A novel therapeutic potential for
acute promyelocytic leukemia using
arsenic trioxide (
As(2) O(3) ) has been reported. Recent in vitro studies demonstrated that
As(2) O(3) effectively inhibits the growth of some cell lines derived from patients with
malignant lymphoma,
chronic lymphocytic leukemia and
multiple myeloma.
Adult T-cell leukemia (ATL) is an aggressive
neoplasm of mature T-cell origin caused by human
T-cell leukemia virus type-I (HTLV-I) the prognosis of which still remains very poor. A possible role of
As(2) O(3) for the treatment of ATL is demonstrated from evidence that
As(2) O(3) significantly inhibits the growth of HTLV-I infected T-cell lines and induces apoptosis in fresh ATL cells at clinically achievable concentration of the agent. The growth inhibition of
As(2) O(3) treated HTLV-I infected T-cell lines was induced by both apoptosis and G(1) phase accumulation. Cleaved bcl-2
protein and an enhanced expression of
bak protein in the cells were coincidentally observed during
As(2) O(3) treatment. A broad spectrum
caspase inhibitor, z-Val-Ala-DL-Asp-fluoromethylketone inhibited the apoptosis induced by
As(2) O(3).
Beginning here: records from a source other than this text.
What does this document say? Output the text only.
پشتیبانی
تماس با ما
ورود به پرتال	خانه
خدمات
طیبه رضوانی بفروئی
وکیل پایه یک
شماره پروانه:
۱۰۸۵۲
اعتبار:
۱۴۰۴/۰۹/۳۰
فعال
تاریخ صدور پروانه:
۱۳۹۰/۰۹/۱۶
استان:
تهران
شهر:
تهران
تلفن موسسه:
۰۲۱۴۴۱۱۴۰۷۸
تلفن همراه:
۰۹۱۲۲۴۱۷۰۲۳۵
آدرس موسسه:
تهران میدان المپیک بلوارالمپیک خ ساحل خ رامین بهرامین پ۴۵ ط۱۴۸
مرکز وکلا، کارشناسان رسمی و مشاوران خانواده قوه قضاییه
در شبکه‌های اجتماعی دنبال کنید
Increased expression of p53, Cip1/p21 and Kip1/p27, and dephosphorylation of
retinoblastoma protein (pRb) were detected in the
As(2) O(3) treated cells. In conclusion,
As(2) O(3) might become a new therapeutic tool in the treatment of ATL as
As(2) O(3) induces apoptosis by destruction of the bcl-2
protein and enhancement of the
bak protein production proceeding to activate
caspases, and also induces G(1) phase accumulation by enhancement of p53, Cip1/p21, Kip1/p27 and dephosphorylation of pRb to HTLV-I infected T-cell lines.